Nitric oxide (NO) and endocannabinoids (eCBs) are major retrograde messengers that are involved in synaptic plasticity as well as in learning and memory. NO mainly exerts its functions through soluble guanylate cyclase (sGC) activation. Activity-dependent release of eCBs in the central nervous system leads to the activation of the Gi/o-coupled cannabinoid receptor 1 (CB1) at both excitatory and inhibitory synapses. The perirhinal cortex (Prh) is a multimodal associative cortex of the temporal lobe, critically involved in recognition memory. Long-term depression (LTD) is proposed to be the cellular correlate underlying this form of memory. Cholinergic neurotransmission plays a critical role in both visual recognition memory and LTD in Prh. The aim of the present research was to investigate the role of NO and ECBs in synaptic plasticity in rat Prh. Extracellular field potential recordings were carried out in horizontal Prh slices from Sprague-Dawley or Dark Agouti (p21-35) rats.

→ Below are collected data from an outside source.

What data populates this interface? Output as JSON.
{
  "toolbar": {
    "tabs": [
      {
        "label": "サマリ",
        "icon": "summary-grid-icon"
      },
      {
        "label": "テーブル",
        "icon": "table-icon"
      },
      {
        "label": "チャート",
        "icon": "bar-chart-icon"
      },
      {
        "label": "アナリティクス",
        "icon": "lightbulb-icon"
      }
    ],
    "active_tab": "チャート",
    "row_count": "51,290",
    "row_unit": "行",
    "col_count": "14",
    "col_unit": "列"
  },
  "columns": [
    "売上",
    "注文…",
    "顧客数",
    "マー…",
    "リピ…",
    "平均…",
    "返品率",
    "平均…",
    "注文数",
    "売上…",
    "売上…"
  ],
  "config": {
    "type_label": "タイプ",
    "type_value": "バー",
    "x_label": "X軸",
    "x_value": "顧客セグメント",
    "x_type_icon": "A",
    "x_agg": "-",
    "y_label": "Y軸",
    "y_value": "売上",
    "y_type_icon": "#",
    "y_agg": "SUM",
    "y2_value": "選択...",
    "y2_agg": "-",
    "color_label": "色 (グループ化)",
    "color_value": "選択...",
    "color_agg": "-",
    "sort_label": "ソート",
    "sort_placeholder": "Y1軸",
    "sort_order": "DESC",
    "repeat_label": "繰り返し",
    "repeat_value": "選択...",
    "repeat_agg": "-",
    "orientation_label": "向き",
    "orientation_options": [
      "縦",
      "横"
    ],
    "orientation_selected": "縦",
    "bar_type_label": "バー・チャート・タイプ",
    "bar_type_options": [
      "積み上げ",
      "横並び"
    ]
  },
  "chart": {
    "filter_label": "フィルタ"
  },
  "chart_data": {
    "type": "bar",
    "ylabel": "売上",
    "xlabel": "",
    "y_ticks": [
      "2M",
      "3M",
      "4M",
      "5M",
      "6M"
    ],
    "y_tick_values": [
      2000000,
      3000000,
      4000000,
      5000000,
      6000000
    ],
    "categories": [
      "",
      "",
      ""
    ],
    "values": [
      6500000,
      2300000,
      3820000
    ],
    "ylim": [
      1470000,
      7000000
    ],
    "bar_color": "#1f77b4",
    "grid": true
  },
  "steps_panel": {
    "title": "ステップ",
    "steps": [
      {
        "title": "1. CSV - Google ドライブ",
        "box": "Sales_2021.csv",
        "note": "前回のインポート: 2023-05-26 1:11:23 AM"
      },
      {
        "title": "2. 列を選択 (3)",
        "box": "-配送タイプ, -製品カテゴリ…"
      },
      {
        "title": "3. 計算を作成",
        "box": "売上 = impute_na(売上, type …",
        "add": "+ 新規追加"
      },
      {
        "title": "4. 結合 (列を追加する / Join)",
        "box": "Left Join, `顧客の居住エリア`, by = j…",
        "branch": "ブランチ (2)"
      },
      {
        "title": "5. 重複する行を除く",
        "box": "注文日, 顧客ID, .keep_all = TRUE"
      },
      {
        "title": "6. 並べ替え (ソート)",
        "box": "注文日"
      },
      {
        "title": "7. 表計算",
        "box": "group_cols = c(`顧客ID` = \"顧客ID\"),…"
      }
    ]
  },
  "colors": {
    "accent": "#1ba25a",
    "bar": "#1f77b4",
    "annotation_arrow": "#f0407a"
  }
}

LTD was induced with a single train of 3000 pulses at 5 Hz, or via bath application of carbachol (Cch; 50 μM) for 10 min. Long-term potentiation (LTP) was induced by theta-burst stimulation (TBS). We found that 5Hz-LTD and Cch-LTD induction rely on the activation of the NOS/sGC pathway but not on CB1. By contrast, TBS-LTP was shown to require CB1 but not NOS activation. These results demonstrate that distinct retrograde signalling underlies different forms of synaptic plasticity in the perirhinal cortex.